Imagine what the world would have been like if we started the Covid crisis without having circa 85 per cent of bed occupancy and had more space for pandemic patients. What would it have looked like if over the years the NHS hadn’t had to mop up many of the problems thrown up by the issues of poverty and nutrition which led to the filling of too many of those beds.
Poverty makes you unhealthy. Over Christmas the PM reflected on why it was that these issues had not been made mainstream concerns back in the day. Looking at my Wellbeing of Future Generations Bill, he could grasp that this was the beginning of a new way of doing government that tackles the problems we are leaving for our children and the yet to be born. That we must try and solve them now, but not in a piecemeal way.
Muddling-through government, a new initiative here and there, a new report, a new policy with a new name; the renaming of government departments. All this, the PM realised over Christmas, was like rearranging the deckchairs on the Titanic. Only root and branch change would lead to a government that stopped failing to invest in prevention.
The prime minister realised that the muddling through had to stop. That now is the time to invent a better future. Learning to do such wonderful things like realising that health, education and social life had to come together to make the world a better place. That you couldn’t just abstract one part of the human puzzle to concentrate on. There has to be triangulation in government thinking. The problem of depression isn’t just a health issue, it involves the quality of the community and of society itself.
That rampant consumerism, defining yourself by what you buy, was wrecking lives and wreaking havoc on schooling and social health.
Of course, the big problem of the Covid crisis was not helped by the lame duck thinking that led to parliament’s National Risk Register closing down the cabinet’s pandemic committee six months before Covid hit. The PM in his break had to recognise that there were experts around whose heads were in a dark space. How we need to develop more scientific thinking that prevents a war between opposing forces over what to do next.
I was very pleased that the PM had decided to take our Bill and make it his own. That meant I could concentrate on preventing the half a million people, who – for Covid-related reasons – are not in work now, from slipping into homelessness.

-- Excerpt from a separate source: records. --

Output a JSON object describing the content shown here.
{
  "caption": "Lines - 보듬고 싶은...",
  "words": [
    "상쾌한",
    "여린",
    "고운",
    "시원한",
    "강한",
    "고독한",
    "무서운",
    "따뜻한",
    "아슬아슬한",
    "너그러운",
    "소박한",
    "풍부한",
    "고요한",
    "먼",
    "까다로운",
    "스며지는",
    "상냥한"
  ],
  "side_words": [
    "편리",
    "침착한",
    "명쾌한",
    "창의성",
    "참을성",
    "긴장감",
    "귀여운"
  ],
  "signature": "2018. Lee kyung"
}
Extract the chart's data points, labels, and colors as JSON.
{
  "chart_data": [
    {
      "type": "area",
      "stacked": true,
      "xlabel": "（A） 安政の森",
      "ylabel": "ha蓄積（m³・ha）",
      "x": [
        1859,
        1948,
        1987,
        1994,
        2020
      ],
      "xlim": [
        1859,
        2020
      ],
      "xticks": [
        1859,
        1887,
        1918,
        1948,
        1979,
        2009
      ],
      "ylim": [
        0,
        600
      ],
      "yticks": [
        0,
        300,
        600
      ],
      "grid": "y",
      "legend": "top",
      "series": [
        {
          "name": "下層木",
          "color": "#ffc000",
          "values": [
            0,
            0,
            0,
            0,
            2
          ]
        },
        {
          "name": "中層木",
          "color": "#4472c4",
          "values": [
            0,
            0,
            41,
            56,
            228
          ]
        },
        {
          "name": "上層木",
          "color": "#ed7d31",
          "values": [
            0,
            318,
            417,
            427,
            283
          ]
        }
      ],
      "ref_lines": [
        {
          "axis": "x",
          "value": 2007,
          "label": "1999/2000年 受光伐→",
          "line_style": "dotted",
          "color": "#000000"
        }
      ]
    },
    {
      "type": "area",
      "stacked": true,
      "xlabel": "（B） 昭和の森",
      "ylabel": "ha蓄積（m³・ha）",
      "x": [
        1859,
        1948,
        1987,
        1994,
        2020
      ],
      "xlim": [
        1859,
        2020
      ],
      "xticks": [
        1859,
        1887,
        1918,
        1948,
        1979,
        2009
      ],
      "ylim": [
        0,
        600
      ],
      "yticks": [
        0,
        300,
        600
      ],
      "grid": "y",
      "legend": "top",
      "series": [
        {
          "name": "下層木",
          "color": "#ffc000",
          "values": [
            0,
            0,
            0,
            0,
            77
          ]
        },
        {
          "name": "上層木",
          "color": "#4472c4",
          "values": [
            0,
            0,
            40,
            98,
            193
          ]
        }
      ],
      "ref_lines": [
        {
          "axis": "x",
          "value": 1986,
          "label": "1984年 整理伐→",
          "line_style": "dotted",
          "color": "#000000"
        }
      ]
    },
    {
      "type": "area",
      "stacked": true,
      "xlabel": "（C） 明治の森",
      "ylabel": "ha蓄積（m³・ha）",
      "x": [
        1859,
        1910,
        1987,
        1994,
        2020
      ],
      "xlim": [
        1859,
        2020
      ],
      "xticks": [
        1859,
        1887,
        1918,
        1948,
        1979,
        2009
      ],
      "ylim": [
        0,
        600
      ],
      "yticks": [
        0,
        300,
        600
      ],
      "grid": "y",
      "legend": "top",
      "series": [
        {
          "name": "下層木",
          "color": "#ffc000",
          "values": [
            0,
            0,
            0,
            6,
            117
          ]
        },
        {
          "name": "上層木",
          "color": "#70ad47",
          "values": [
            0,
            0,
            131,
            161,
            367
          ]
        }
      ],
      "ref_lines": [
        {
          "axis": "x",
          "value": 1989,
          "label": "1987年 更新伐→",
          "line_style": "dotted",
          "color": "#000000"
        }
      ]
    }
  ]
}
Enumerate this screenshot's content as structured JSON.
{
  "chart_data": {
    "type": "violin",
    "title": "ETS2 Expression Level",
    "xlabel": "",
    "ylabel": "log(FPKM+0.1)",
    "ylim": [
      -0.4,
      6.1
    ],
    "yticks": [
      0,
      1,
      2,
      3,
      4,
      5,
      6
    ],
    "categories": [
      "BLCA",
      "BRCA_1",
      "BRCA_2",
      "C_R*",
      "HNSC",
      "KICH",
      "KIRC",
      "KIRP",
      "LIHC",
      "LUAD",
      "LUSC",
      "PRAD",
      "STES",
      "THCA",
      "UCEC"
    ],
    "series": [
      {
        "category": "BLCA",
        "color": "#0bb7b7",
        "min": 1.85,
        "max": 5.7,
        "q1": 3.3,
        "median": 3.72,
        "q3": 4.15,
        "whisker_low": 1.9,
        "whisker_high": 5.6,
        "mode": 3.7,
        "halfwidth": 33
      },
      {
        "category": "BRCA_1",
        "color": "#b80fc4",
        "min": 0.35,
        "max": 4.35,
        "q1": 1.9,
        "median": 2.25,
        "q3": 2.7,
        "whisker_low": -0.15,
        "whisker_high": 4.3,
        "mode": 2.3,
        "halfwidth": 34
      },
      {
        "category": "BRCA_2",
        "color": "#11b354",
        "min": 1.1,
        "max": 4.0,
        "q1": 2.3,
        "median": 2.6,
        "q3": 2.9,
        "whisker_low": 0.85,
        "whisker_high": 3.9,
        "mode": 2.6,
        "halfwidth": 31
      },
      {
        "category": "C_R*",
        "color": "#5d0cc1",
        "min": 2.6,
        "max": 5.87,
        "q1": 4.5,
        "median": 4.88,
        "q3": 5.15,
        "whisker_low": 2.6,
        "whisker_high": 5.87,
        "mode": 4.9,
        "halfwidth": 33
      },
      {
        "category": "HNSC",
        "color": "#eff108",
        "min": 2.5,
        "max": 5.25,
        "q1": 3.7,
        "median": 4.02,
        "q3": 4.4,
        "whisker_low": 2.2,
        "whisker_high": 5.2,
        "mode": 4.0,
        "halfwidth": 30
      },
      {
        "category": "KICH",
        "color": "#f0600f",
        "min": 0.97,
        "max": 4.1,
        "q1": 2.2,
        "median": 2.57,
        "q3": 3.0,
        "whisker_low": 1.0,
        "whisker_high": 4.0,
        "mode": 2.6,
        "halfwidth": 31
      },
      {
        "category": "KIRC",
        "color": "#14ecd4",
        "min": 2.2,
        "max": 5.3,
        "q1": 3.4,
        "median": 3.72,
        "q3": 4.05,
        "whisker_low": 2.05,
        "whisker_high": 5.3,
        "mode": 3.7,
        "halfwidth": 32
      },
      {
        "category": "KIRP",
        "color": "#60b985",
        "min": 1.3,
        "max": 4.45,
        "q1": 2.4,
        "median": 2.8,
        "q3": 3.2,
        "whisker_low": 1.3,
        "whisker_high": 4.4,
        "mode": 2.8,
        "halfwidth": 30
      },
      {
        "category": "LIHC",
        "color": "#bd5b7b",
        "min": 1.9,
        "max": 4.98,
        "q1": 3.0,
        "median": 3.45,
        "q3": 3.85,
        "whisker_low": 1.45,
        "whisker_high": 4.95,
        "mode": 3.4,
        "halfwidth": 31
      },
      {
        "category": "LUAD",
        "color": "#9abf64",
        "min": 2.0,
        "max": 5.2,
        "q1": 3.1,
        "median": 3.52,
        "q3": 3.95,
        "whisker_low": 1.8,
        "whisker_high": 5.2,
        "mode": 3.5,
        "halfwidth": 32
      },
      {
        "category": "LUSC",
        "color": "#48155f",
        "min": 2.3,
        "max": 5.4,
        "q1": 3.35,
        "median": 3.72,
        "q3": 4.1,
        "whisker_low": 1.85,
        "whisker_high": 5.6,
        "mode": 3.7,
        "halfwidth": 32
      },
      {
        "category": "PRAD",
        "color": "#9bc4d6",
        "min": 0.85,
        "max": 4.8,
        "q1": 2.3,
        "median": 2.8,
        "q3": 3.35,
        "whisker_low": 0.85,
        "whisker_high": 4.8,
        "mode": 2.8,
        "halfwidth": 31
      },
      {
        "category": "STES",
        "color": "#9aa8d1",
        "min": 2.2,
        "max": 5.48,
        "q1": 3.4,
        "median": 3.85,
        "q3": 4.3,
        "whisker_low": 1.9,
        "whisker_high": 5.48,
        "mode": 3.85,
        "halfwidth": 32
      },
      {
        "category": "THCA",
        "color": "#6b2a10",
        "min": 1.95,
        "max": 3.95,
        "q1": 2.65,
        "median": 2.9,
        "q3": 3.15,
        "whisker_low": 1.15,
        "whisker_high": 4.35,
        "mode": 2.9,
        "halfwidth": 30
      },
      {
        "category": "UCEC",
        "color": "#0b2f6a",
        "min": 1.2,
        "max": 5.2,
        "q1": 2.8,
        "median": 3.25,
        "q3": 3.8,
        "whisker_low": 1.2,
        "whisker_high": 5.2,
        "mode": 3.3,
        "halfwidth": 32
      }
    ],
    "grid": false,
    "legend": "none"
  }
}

Ensuring they are kept in their homes, supported to pay off their arrears, and given every opportunity to get themselves another job. Yes, that means we could really put some of our eggs in the homelessness prevention basket, as well as helping those already homeless. Perhaps also get more involved in getting rid of Section 21 ‘no fault’ evictions. And many other issues around the paucity of protection that tenants have when they live in the private rented sector. Perhaps we could also turn more of our efforts towards ending the tyranny of street homelessness, rough sleeping and the human rights abuses that they have become.
So much to do. But at least the government was now going to make sure that we are not always going to suffer from the poor policies of today creating big problems for future generations.
Alas it was about then that I woke up and realised that this was a mere New Year’s dream, loaded with wishful thinking. But we can wish. Happy New Year!
John Bird is the founder and editor in chief of The Big Issue.